Marcel-Aristide-Jean Louche, illustre Professeur, Président de l'Académie des Sciences, du Cercle des Amis et Admirateurs de Paul Bourget, Connétable des Arts et Muses Syndiqués, Amant de Seconde Catégorie, et Suprême Titan de la Loge des Concierges du XVIIième trembla devant une salle qui ronflait. Il était grand et en imposa quand même un petit peu. On forniquait encore bien par-ci par-là dans la salle, mais, de manière générale, tout cela restait plutôt gentil, car les français sont un peuple si poli.

Le silence arriva lentement.
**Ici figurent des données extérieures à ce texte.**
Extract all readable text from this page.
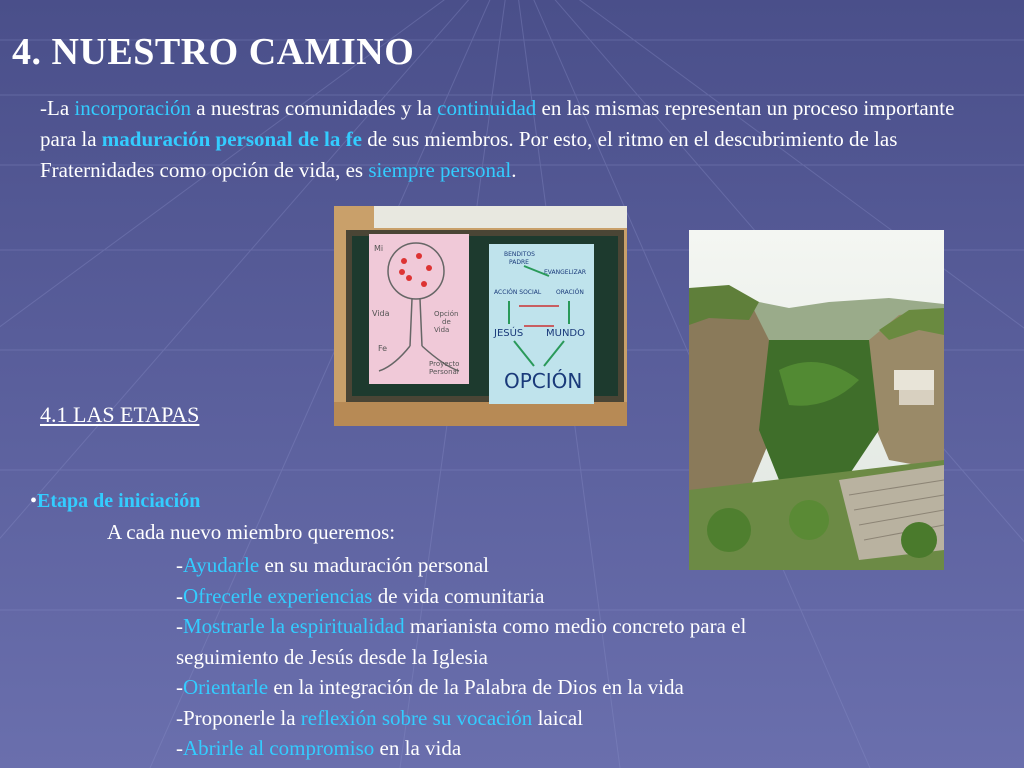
4. NUESTRO CAMINO
-La incorporación a nuestras comunidades y la continuidad en las mismas representan un proceso importante para la maduración personal de la fe de sus miembros. Por esto, el ritmo en el descubrimiento de las Fraternidades como opción de vida, es siempre personal.
Mi
Vida
Fe
Opción
de
Vida
Proyecto
Personal
BENDITOS
PADRE
EVANGELIZAR
ACCIÓN SOCIAL ORACIÓN
JESÚS MUNDO
OPCIÓN
4.1 LAS ETAPAS
•Etapa de iniciación
A cada nuevo miembro queremos:
-Ayudarle en su maduración personal
-Ofrecerle experiencias de vida comunitaria
-Mostrarle la espiritualidad marianista como medio concreto para el
seguimiento de Jesús desde la Iglesia
-Orientarle en la integración de la Palabra de Dios en la vida
-Proponerle la reflexión sobre su vocación laical
-Abrirle al compromiso en la vida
La grande horloge dorée de la salle de réception de l'Académie des Sciences indiquait dix-neuf heures. La pièce était remplie à craquer, et les coursives qui couraient le long du plafond débordaient de journalistes qui se débattaient, tombaient parfois dans la grande salle au milieu de l'indifférence et de l'ennui général. Les hommes de l'art poussaient de petits cris, puis l'on entendait plus rien. Des vieillards les achevaient, avec leur canne ou à coups de talons, juste comme ça, pour rire. Quelques-uns les piquaient avec l'épingle de leur Légion d'honneur et gloussaient de plaisir comme des dindons en rut.

- Mes chers amis, commença le Président Louche avec une petite voix, laissez moi encore remercier au nom de l'Académie monsieur Saint-Sauveur pour son dernier travail : un splendide ouvrage qui nous permet de redorer le blason de la recherche française, et de montrer au monde le talent que nos écoles sont capables de produire. Et Dieu sait que nous en avons, du talent. Enfin, si vous me permettez de répondre au défi de nos confrères et néanmoins amis d'outre-atlantique : nous sommes de retour. Osons nous lancer dans les langues étrangères, we are the world ! we are the children ! en quelque sorte. Monsieur Saint-Sauveur, au nom de tous et au nom de la France et de la République, merci. La patrie immortelle et républicaine de Charles Deneuve et Catherine Péguy ne vous oubliera pas."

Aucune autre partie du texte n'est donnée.